In yet another, sadly common, case, I had to have a Hungarian translator in Cleveland translate routine uncontested divorce documents into Hungarian, to be served on an American.
So in this day and age, when we and many other countries in the treaty have communication and even process-service by e-mail, and people are accessible almost anywhere and you can deal with them by e-mail, phone, etc. without even knowing what country they're in, the international cases are stuck in 1965. This treaty is probably worse than no treaty at all. It has become an anti-notification, forum-shopping, justice-obstructing, justice-delaying, justice-denying treaty, in a process Shakespeare had in mind when he wrote:
We must not make a scarecrow of the law, Setting it up to fear the birds of prey, And let it keep one shape, till custom make it. Their perch and not their terror.
-- "Measure for Measure". Using "fear" to mean "affright" or "terrorize."
Last month an appeals court in Seoul reversed a lower court ruling and gave a divorce to a petitioner who had lived apart from his wife for 25 years, with no contact or communication, after having an affair and a child with another woman.
The court said the general rule is still not to grant a divorce requested by an at-fault spouse, but there should be exceptions:
"'While being separated for the 25 years, their marriage has effectively ended,' presiding Judge Min Yu-suk said in a ruling last month. 'The plaintiff has also financially supported his children with the wife, and she now is financially stable.'
"It is the first ruling after the Supreme Court allowed more exceptions in September while maintaining the country's "fault divorce" system, in which the spouse responsible for the breakdown of the marriage is not allowed to file a divorce lawsuit.
"In a 7-6 ruling, the top court said it is too premature to change the law in consideration of the country's social and economic conditions. But it expanded the scope of grounds for exceptive cases: when the spouse at fault is taking care of his/her partner and children enough to make up for the fault and when enough time has passed to make it meaningless to place the blame. (Yonhap)"
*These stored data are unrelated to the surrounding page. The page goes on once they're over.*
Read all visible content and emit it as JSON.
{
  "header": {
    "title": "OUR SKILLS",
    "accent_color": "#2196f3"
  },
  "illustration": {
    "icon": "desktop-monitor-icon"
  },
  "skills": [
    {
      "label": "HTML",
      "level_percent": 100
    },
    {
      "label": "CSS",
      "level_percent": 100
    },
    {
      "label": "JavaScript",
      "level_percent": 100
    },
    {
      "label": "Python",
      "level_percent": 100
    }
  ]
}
The 7-to-6 decision implemented Korea's 1965 divorce law, which allows divorce on grounds of irreconcilable differences, irretrievable breakdown of a marriage, or others reasons that undermine a union, according to the Korea Times article. The law, as interpreted by the courts, does not allow a husband to file for a divorce on those grounds when the real reason for the breakdown is actually his adultery and desertion. He left his wife, with whom he had three children, in 2000 and began living with another woman, having one child with her.
The court was concerned that current law provides no way for the wife and children to get any support if a divorce is granted.
In most cases in South Korea, as in most divorces before U.S. states allowed unilateral divorce, the parties make a mutual agreement which gives both of them a livable financial arrangement and allows the divorce to happen regardless of fault.
"More than 77 percent of the couples here divorce after assuming some portion of blame, which is in effect no different from no-fault divorce recognized in other countries," the court's majority said.
The case has caused great controversy in Korea. Those wishing to allow unilateral no-fault divorce cite a "right to freedom of choice and to the pursuit of happiness" and say marriage is a private, personal relationship. Supporters of current divorce law cite the financial distress divorce imposes on women and children. They say changing the law would erode personal responsibility and mutual trust in society. They also say that under the country's civil law system, marriage is a legal contract requiring effort, good faith and contribution from both parties, just like other contracts.